Here's a Python example using the Kubernetes Python client:

from kubernetes import client, config

config.load_kube_config()
batch_v1 = client.BatchV1Api()

# Delete existing job
batch_v1.delete_namespaced_job(
    name="dbload",
    namespace="default",
    body=client.V1DeleteOptions()
)

# Create new job
with open("dbload-deployment.yml") as f:
    job_manifest = yaml.safe_load(f)
batch_v1.create_namespaced_job(namespace="default", body=job_manifest)
  • Always include resource limits in your Job specifications
  • Consider adding proper labels for easier management
  • For production environments, implement proper logging and monitoring
  • Use ConfigMaps or Secrets for configuration rather than hardcoding in the Job spec

Kubernetes Jobs are designed to run to completion and then persist in the cluster with a Completed status. This is different from Deployments which are meant for long-running applications. When you check your job status:

$ kubectl get job dbload
NAME      DESIRED   SUCCESSFUL   AGE
dbload    1         1            1h

The job remains in the cluster as a record of completed work, which is why you can't simply recreate it with the same name.

Here are three practical methods to rerun your job:

1. Delete and Recreate

The most straightforward approach:

kubectl delete job dbload
kubectl create -f dbload-deployment.yml --record

2. Use Job TTL Controller (Kubernetes 1.12+)

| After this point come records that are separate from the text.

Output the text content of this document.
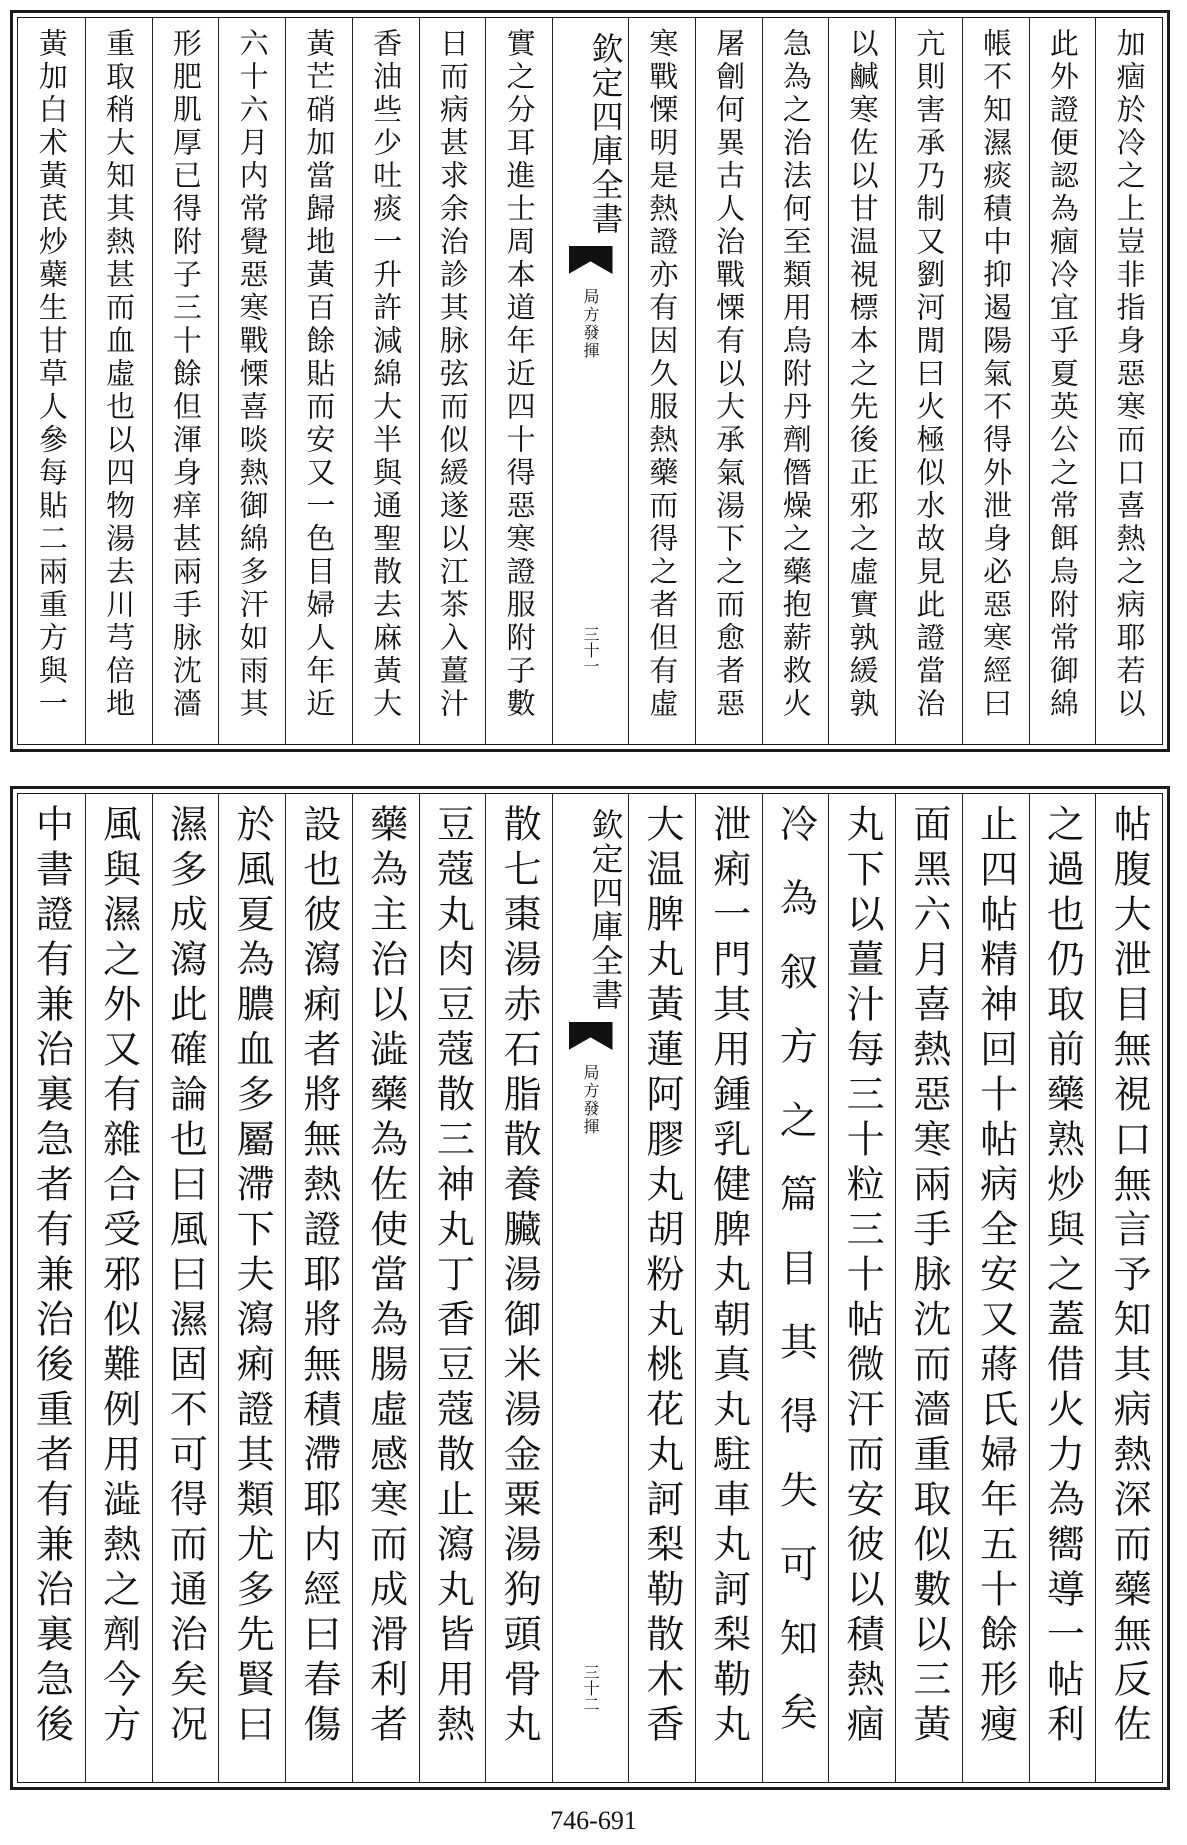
加痼於冷之上豈非指身惡寒而口喜熱之病耶若以
此外證便認為痼冷宜乎夏英公之常餌烏附常御綿
帳不知濕痰積中抑遏陽氣不得外泄身必惡寒經曰
亢則害承乃制又劉河閒曰火極似水故見此證當治
以鹹寒佐以甘温視標本之先後正邪之虛實孰緩孰
急為之治法何至類用烏附丹劑僭燥之藥抱薪救火
屠劊何異古人治戰慄有以大承氣湯下之而愈者惡
寒戰慄明是熱證亦有因久服熱藥而得之者但有虛
欽定四庫全書
局方發揮
三十一
實之分耳進士周本道年近四十得惡寒證服附子數
日而病甚求余治診其脉弦而似緩遂以江茶入薑汁
香油些少吐痰一升許減綿大半與通聖散去麻黃大
黃芒硝加當歸地黃百餘貼而安又一色目婦人年近
六十六月内常覺惡寒戰慄喜啖熱御綿多汗如雨其
形肥肌厚已得附子三十餘但渾身痒甚兩手脉沈濇
重取稍大知其熱甚而血虛也以四物湯去川芎倍地
黃加白术黃芪炒蘗生甘草人參每貼二兩重方與一
帖腹大泄目無視口無言予知其病熱深而藥無反佐
之過也仍取前藥熟炒與之蓋借火力為嚮導一帖利
止四帖精神回十帖病全安又蔣氏婦年五十餘形瘦
面黑六月喜熱惡寒兩手脉沈而濇重取似數以三黃
丸下以薑汁每三十粒三十帖微汗而安彼以積熱痼
冷為叙方之篇目其得失可知矣
泄痢一門其用鍾乳健脾丸朝真丸駐車丸訶梨勒丸
大温脾丸黃蓮阿膠丸胡粉丸桃花丸訶梨勒散木香
欽定四庫全書
局方發揮
三十二
散七棗湯赤石脂散養臟湯御米湯金粟湯狗頭骨丸
豆蔻丸肉豆蔻散三神丸丁香豆蔻散止瀉丸皆用熱
藥為主治以澁藥為佐使當為腸虛感寒而成滑利者
設也彼瀉痢者將無熱證耶將無積滯耶内經曰春傷
於風夏為膿血多屬滯下夫瀉痢證其類尤多先賢曰
濕多成瀉此確論也曰風曰濕固不可得而通治矣况
風與濕之外又有雜合受邪似難例用澁熱之劑今方
中書證有兼治裏急者有兼治後重者有兼治裏急後
746-691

Add TTL to automatically clean up completed jobs:

apiVersion: batch/v1
kind: Job
metadata:
  name: dbload
spec:
  ttlSecondsAfterFinished: 60  # Delete 60 seconds after completion
  template:
    # ... rest of your spec

3. Create Jobs Programmatically

For frequent reruns, consider generating unique job names:

apiVersion: batch/v1
kind: Job
metadata:
  name: dbload-$(date +%s)  # Unique timestamp suffix
spec:
  # ... rest of your spec

If you need to run the job periodically, convert it to a CronJob:

apiVersion: batch/v1beta1
kind: CronJob
metadata:
  name: dbload
spec:
  schedule: "0 * * * *"  # Run hourly
  jobTemplate:
    spec:
      template:
        # ... your existing pod template
  • Completed jobs consume etcd storage space
  • Job history is valuable for auditing and debugging
  • Consider adding labels for better job management

For special cases, you can reset job status (not recommended for production):

kubectl patch job dbload --type=json -p='[{"op": "remove", "path": "/status"}]'

Remember that Kubernetes intentionally makes jobs immutable after completion to maintain accurate execution history.